Die Autobauer arbeiten derzeit zudem intensiv daran, sich in Sachen Elektromobilität besser aufzustellen und die gesetzlichen Vorgaben der EU einzuhalten. Dieser Umbau wird Zeit in Anspruch nehmen und sich auf mittlere Sicht negativ auf die Dynamik der Industrie auswirken.
Die Krise im Verarbeitenden Gewerbe ist mittlerweile auch auf dem Arbeitsmarkt zu spüren.
Nachdem zunächst Zeitarbeitsjobs zurückgefahren und Guthaben auf Arbeitszeitkonten abgebaut wurden, schrumpfte die Zahl der Beschäftigten in der Industrie im Herbst 2019 erstmals seit zehn Jahren.

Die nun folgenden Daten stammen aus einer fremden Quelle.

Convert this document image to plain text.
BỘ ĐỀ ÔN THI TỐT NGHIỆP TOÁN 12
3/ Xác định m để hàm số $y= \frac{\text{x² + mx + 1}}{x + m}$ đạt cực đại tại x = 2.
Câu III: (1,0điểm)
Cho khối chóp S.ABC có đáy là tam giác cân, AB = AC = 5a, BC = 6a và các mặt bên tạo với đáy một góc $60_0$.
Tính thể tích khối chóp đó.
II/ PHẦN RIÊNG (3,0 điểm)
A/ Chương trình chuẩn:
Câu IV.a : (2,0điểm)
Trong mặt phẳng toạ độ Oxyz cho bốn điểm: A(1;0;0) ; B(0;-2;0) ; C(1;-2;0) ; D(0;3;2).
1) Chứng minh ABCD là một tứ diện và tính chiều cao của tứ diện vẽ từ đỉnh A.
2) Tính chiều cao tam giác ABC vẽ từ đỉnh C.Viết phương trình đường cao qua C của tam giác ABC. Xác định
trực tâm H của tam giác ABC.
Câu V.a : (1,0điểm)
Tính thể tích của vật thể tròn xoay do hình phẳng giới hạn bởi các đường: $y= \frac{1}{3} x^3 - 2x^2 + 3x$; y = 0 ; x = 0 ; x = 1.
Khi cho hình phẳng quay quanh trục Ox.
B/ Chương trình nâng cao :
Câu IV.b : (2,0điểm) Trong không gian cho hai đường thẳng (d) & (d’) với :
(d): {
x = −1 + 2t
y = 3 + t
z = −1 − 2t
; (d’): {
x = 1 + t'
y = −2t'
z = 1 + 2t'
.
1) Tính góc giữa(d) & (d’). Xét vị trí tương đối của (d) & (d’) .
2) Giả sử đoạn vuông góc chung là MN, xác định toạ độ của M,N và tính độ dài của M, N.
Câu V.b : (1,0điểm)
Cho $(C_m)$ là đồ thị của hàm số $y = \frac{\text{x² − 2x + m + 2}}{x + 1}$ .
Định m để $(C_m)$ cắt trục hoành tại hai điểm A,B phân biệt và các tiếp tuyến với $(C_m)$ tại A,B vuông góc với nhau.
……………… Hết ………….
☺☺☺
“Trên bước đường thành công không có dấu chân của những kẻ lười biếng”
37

Trotz all dieser Faktoren gibt es erste Anzeichen, dass in der Produktion zumindest die Talsohle erreicht sein könnte. Die Stimmung in den Betrieben scheint den Tiefpunkt überwunden zu haben. Darauf deuten die Daten des ifo Geschäftsklimaindex und des Einkaufsmanagerindex für die Industrie hin. Das Verarbeitende Gewerbe verzeichnet trotz anhaltend niedriger Auftragseingänge noch einen passablen Auftragsbestand. Und auch die Warenexporte stiegen zuletzt wieder leicht an. Es könnte also zu einer Stabilisierung auf niedrigerem Niveau kommen.
Auch die wirtschaftliche Annäherung zwischen den Vereinigten Staaten und China sowie die Klarheit beim Brexit könnten dazu beitragen, dass die Industrie den Abwärtstrend allmählich stoppen kann.